Think Piece - 'Sticks and Stones' But words are hurting!

Dr. Jane Campbell, Chair of the Social Care Institute for Excellence in England, discusses the importance of language and particular words. Internet publication URL: www.independentliving.org/docs6/campbell2002a.html

Compassion, tolerance, care for vulnerable people. “Why do these "feel good" words, mainstays of the New Tory lexicon, make some of us feel so uneasy?”

Partly it is that their synonyms are not so attractive; to think that someone is pitying you or putting up with you and that they are doing this because they see you as weak, is not a good feeling. But this is not the whole reason. It is also because these words are chosen in favour of other words - rights, equality, and services for those who need them.

The language used also helps to define the relationship between the governed and the governing. Comfortable, feelgood words can take this relationship backwards, not forwards. Service User’s who are young and old Disabled people, do not require "compassion" for our impairments. We want rights and equal treatment. We do not want to be "tolerated", we want protection from discrimination.

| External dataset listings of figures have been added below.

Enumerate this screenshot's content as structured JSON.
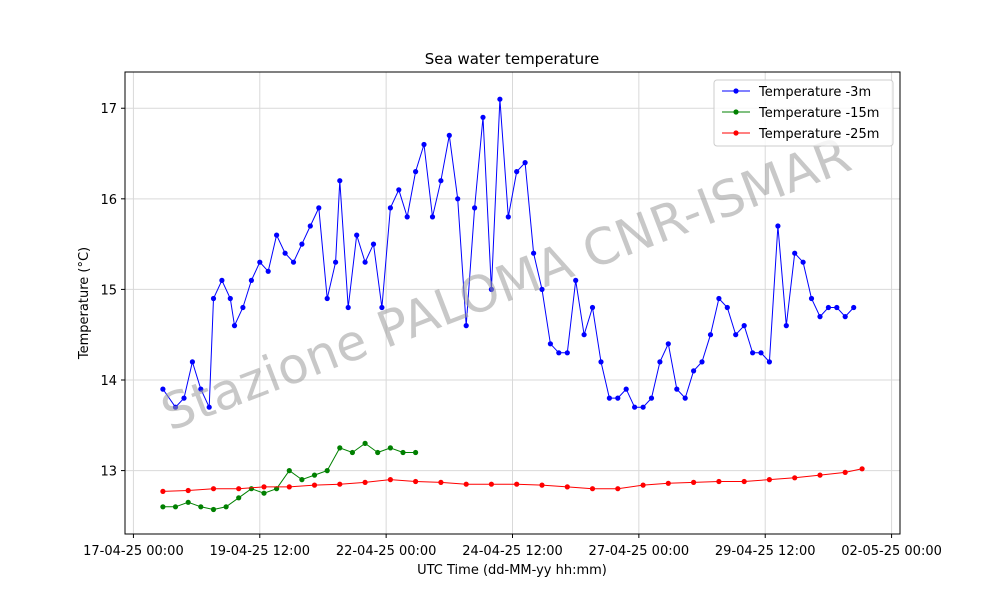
{
  "chart_data": {
    "type": "line",
    "title": "Sea water temperature",
    "xlabel": "UTC Time (dd-MM-yy hh:mm)",
    "ylabel": "Temperature (°C)",
    "watermark": "Stazione PALOMA CNR-ISMAR",
    "x_ticks": [
      "17-04-25 00:00",
      "19-04-25 12:00",
      "22-04-25 00:00",
      "24-04-25 12:00",
      "27-04-25 00:00",
      "29-04-25 12:00",
      "02-05-25 00:00"
    ],
    "y_ticks": [
      13,
      14,
      15,
      16,
      17
    ],
    "grid": true,
    "legend_position": "top-right",
    "series": [
      {
        "name": "Temperature -3m",
        "color": "#0000ff",
        "x": [
          "17-04-25 14:00",
          "17-04-25 20:00",
          "18-04-25 00:00",
          "18-04-25 04:00",
          "18-04-25 08:00",
          "18-04-25 12:00",
          "18-04-25 14:00",
          "18-04-25 18:00",
          "18-04-25 22:00",
          "19-04-25 00:00",
          "19-04-25 04:00",
          "19-04-25 08:00",
          "19-04-25 12:00",
          "19-04-25 16:00",
          "19-04-25 20:00",
          "20-04-25 00:00",
          "20-04-25 04:00",
          "20-04-25 08:00",
          "20-04-25 12:00",
          "20-04-25 16:00",
          "20-04-25 20:00",
          "21-04-25 00:00",
          "21-04-25 02:00",
          "21-04-25 06:00",
          "21-04-25 10:00",
          "21-04-25 14:00",
          "21-04-25 18:00",
          "21-04-25 22:00",
          "22-04-25 02:00",
          "22-04-25 06:00",
          "22-04-25 10:00",
          "22-04-25 14:00",
          "22-04-25 18:00",
          "22-04-25 22:00",
          "23-04-25 02:00",
          "23-04-25 06:00",
          "23-04-25 10:00",
          "23-04-25 14:00",
          "23-04-25 18:00",
          "23-04-25 22:00",
          "24-04-25 02:00",
          "24-04-25 06:00",
          "24-04-25 10:00",
          "24-04-25 14:00",
          "24-04-25 18:00",
          "24-04-25 22:00",
          "25-04-25 02:00",
          "25-04-25 06:00",
          "25-04-25 10:00",
          "25-04-25 14:00",
          "25-04-25 18:00",
          "25-04-25 22:00",
          "26-04-25 02:00",
          "26-04-25 06:00",
          "26-04-25 10:00",
          "26-04-25 14:00",
          "26-04-25 18:00",
          "26-04-25 22:00",
          "27-04-25 02:00",
          "27-04-25 06:00",
          "27-04-25 10:00",
          "27-04-25 14:00",
          "27-04-25 18:00",
          "27-04-25 22:00",
          "28-04-25 02:00",
          "28-04-25 06:00",
          "28-04-25 10:00",
          "28-04-25 14:00",
          "28-04-25 18:00",
          "28-04-25 22:00",
          "29-04-25 02:00",
          "29-04-25 06:00",
          "29-04-25 10:00",
          "29-04-25 14:00",
          "29-04-25 18:00",
          "29-04-25 22:00",
          "30-04-25 02:00",
          "30-04-25 06:00",
          "30-04-25 10:00",
          "30-04-25 14:00",
          "30-04-25 18:00",
          "30-04-25 22:00",
          "01-05-25 02:00",
          "01-05-25 06:00"
        ],
        "y": [
          13.9,
          13.7,
          13.8,
          14.2,
          13.9,
          13.7,
          14.9,
          15.1,
          14.9,
          14.6,
          14.8,
          15.1,
          15.3,
          15.2,
          15.6,
          15.4,
          15.3,
          15.5,
          15.7,
          15.9,
          14.9,
          15.3,
          16.2,
          14.8,
          15.6,
          15.3,
          15.5,
          14.8,
          15.9,
          16.1,
          15.8,
          16.3,
          16.6,
          15.8,
          16.2,
          16.7,
          16.0,
          14.6,
          15.9,
          16.9,
          15.0,
          17.1,
          15.8,
          16.3,
          16.4,
          15.4,
          15.0,
          14.4,
          14.3,
          14.3,
          15.1,
          14.5,
          14.8,
          14.2,
          13.8,
          13.8,
          13.9,
          13.7,
          13.7,
          13.8,
          14.2,
          14.4,
          13.9,
          13.8,
          14.1,
          14.2,
          14.5,
          14.9,
          14.8,
          14.5,
          14.6,
          14.3,
          14.3,
          14.2,
          15.7,
          14.6,
          15.4,
          15.3,
          14.9,
          14.7,
          14.8,
          14.8,
          14.7,
          14.8
        ]
      },
      {
        "name": "Temperature -15m",
        "color": "#008000",
        "x": [
          "17-04-25 14:00",
          "17-04-25 20:00",
          "18-04-25 02:00",
          "18-04-25 08:00",
          "18-04-25 14:00",
          "18-04-25 20:00",
          "19-04-25 02:00",
          "19-04-25 08:00",
          "19-04-25 14:00",
          "19-04-25 20:00",
          "20-04-25 02:00",
          "20-04-25 08:00",
          "20-04-25 14:00",
          "20-04-25 20:00",
          "21-04-25 02:00",
          "21-04-25 08:00",
          "21-04-25 14:00",
          "21-04-25 20:00",
          "22-04-25 02:00",
          "22-04-25 08:00",
          "22-04-25 14:00"
        ],
        "y": [
          12.6,
          12.6,
          12.65,
          12.6,
          12.57,
          12.6,
          12.7,
          12.8,
          12.75,
          12.8,
          13.0,
          12.9,
          12.95,
          13.0,
          13.25,
          13.2,
          13.3,
          13.2,
          13.25,
          13.2,
          13.2
        ]
      },
      {
        "name": "Temperature -25m",
        "color": "#ff0000",
        "x": [
          "17-04-25 14:00",
          "18-04-25 02:00",
          "18-04-25 14:00",
          "19-04-25 02:00",
          "19-04-25 14:00",
          "20-04-25 02:00",
          "20-04-25 14:00",
          "21-04-25 02:00",
          "21-04-25 14:00",
          "22-04-25 02:00",
          "22-04-25 14:00",
          "23-04-25 02:00",
          "23-04-25 14:00",
          "24-04-25 02:00",
          "24-04-25 14:00",
          "25-04-25 02:00",
          "25-04-25 14:00",
          "26-04-25 02:00",
          "26-04-25 14:00",
          "27-04-25 02:00",
          "27-04-25 14:00",
          "28-04-25 02:00",
          "28-04-25 14:00",
          "29-04-25 02:00",
          "29-04-25 14:00",
          "30-04-25 02:00",
          "30-04-25 14:00",
          "01-05-25 02:00",
          "01-05-25 10:00"
        ],
        "y": [
          12.77,
          12.78,
          12.8,
          12.8,
          12.82,
          12.82,
          12.84,
          12.85,
          12.87,
          12.9,
          12.88,
          12.87,
          12.85,
          12.85,
          12.85,
          12.84,
          12.82,
          12.8,
          12.8,
          12.84,
          12.86,
          12.87,
          12.88,
          12.88,
          12.9,
          12.92,
          12.95,
          12.98,
          13.02
        ]
      }
    ]
  }
}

We do not want to be typecast as "vulnerable" in order to get daily help in our lives. We want services relevant to our needs.

Tolerance is not the same thing as acceptance, it is certainly not equality. (The official Church of England position on "tolerating" homosexual clergy is but one illustration of this.) Tolerance is an important virtue, but social policy based on tolerance rather than rights leaves some people as second or third class citizens, tolerated but not embraced in their community.

Compassion can be valuable - if its meaning is not just to sympathise with other people's distress but to act, to alleviate it. It needs to recognise that for many people distress is caused by wholly preventable factors. For example, people who become housebound often become depressed. Improving access to the local environment, restoring their contact, is a more appropriate response than sympathy or counselling.

People are vulnerable at times, but this is a transitional state, not an absolute one: if you stay out all night in sub zero weather, you are vulnerable to hypothermia. If a loved one dies you are vulnerable to deep sadness. This does not define you as a chilly or a sad person! But people who will get sick if someone does not get them out of bed or fetch them a meal, and who turn to statutory services to cover this need, find themselves categorised, defined, as vulnerable. Services for "vulnerable" people treat their recipients as passive, and result in perpetuating dependency.

What matters about all this is not that some woolly words make us feel queasy. It is that the thinking behind them produces the wrong solutions. In recent years, among ourselves disabled people have developed all sorts of ideas and insights, relevant to both disabled and non-disabled people. We have, for example, designed new methods of providing services, which enable people with significant impairments to work and live independently. At one level, government recognises this, in its support for direct payments, for example.

But at another level, it often sounds as if those in government are turning away from the progressive, transformative potential of communities, such as the disability movement and other service user movements, and focusing purely on our problems. This is damaging in all sorts of ways. Good policies about promoting independence are undermined if those charged with implementing them believe that service users are inherently dependent. Valuable user involvement in service development is thwarted if service managers believe that users are incapable. Worse, some service providers seem to ally concepts of vulnerable and needy with demanding, in a curious way to make being in need into a socially irresponsible act. Many service users are seen as a drain on resources, creating a problem in managing budgets. The human rights issues are invisible.

Words matter. It is convenient to have a collective adjective to describe consumers of welfare services, but it is also dangerous. In order to use education services we do not have to be defined as “ignorant” (even if in one sense we certainly are - else we would not require the education.) Although “vulnerable” is not used in a pejorative sense (as “ignorant” can be) it is still a loaded word. It should be used with greater selectivity and greater sensitivity.

In conclusion, I want to leave you with Confucius

One day a disciple asked him “If a king were to entrust you with a territory which you could govern according to your ideas, what would you do first? Confucius replied, “My first task would certainly be to rectify the names.” On hearing this the disciple was puzzled “Rectify the names? And that would be your first priority? Is this a joke?”

Confucius explained, “If the names are not correct, if they do not match realities, language has no object. If language is without an object, action becomes impossible – and therefore, all human affairs disintegrate and their management becomes pointless and impossible. Hence the very first task of a true statesman is to rectify the names.”